Well, I recently read the excerpt and listened to episode 511: The Seven Things You’re Not Supposed to Talk About. It’s hilarious. I love Sarah Koenig and her mother cracks me up. The whole episode is devoted to subjects that Mrs. Matthiessen (Sarah’s mother) deems boring and you should never talk about them. Check it out.
Here is where my story gets to Ghee! Weeeee!
So guys, I’m doing a new eating thing and I am breaking Mrs. M’s rule to never talk about diet or food trends, because no one cares and its boring. So be ready to be impossibly bored!
I’m trying to kick my back pain and hyper-thyroid, so I’m diving headfirst into strict paleo and toying with an autoimmune paleo model (AIP) that basically restricts even more foods (nuts, dairy and eggs). As dreary as that sounds, I’m actually really excited about it. I haven’t drank in over a week and I feel a lot better, more rested, less bloated and more energized. I’ve cut out carbs and sugar too and I’m easing my way into my new way of eating. Wish me luck.

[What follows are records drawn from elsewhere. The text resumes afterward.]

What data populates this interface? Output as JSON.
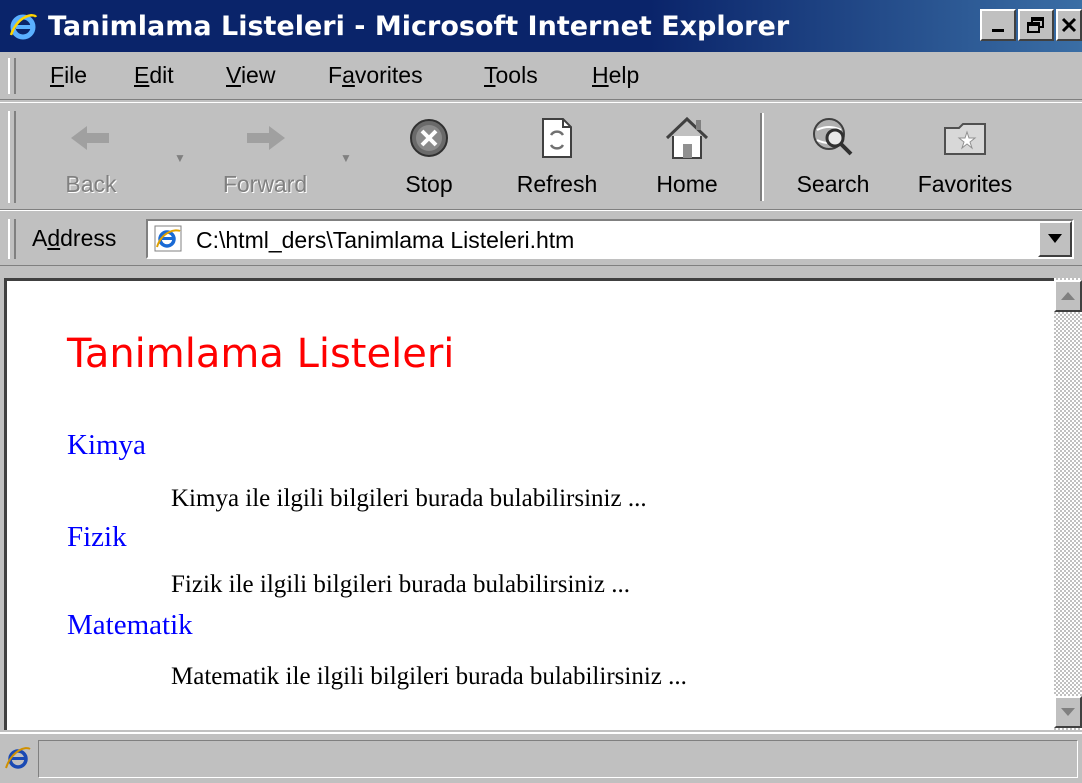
{
  "window": {
    "title": "Tanimlama Listeleri - Microsoft Internet Explorer",
    "controls": {
      "minimize": "_",
      "maximize": "□",
      "close": "✕"
    }
  },
  "menu": {
    "items": [
      {
        "access": "F",
        "rest": "ile"
      },
      {
        "access": "E",
        "rest": "dit"
      },
      {
        "access": "V",
        "rest": "iew"
      },
      {
        "pre": "F",
        "access": "a",
        "rest": "vorites"
      },
      {
        "access": "T",
        "rest": "ools"
      },
      {
        "access": "H",
        "rest": "elp"
      }
    ]
  },
  "toolbar": {
    "back": "Back",
    "forward": "Forward",
    "stop": "Stop",
    "refresh": "Refresh",
    "home": "Home",
    "search": "Search",
    "favorites": "Favorites",
    "icons": [
      "left-arrow-icon",
      "right-arrow-icon",
      "stop-icon",
      "refresh-icon",
      "home-icon",
      "search-globe-icon",
      "favorites-folder-icon"
    ]
  },
  "address": {
    "label_pre": "A",
    "label_access": "d",
    "label_rest": "dress",
    "value": "C:\\html_ders\\Tanimlama Listeleri.htm"
  },
  "page": {
    "title": "Tanimlama Listeleri",
    "definitions": [
      {
        "term": "Kimya",
        "description": "Kimya ile ilgili bilgileri burada bulabilirsiniz ..."
      },
      {
        "term": "Fizik",
        "description": "Fizik ile ilgili bilgileri burada bulabilirsiniz ..."
      },
      {
        "term": "Matematik",
        "description": "Matematik ile ilgili bilgileri burada bulabilirsiniz ..."
      }
    ]
  },
  "colors": {
    "title_bar": "#0a246a",
    "chrome": "#c0c0c0",
    "page_title": "#ff0000",
    "term_link": "#0000ff"
  }
}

The ghee. This is a very anticlimactic ending, but ghee is used a lot in Indian cooking and is a type of clarified butter. It’s fairly simple, you basically heat butter till the water evaporates and the milk solids float to the top and the whole thing browns a bit before you strain it through some cheesecloth — or in my case, holding my breath while I poured it through a paper towel laid in a mesh strainer. It worked!
Ghee has a nuttier flavor, a higher smoke point and is pure butterfat. You can add spices too to make it interesting. I’m excited to get cooking with it.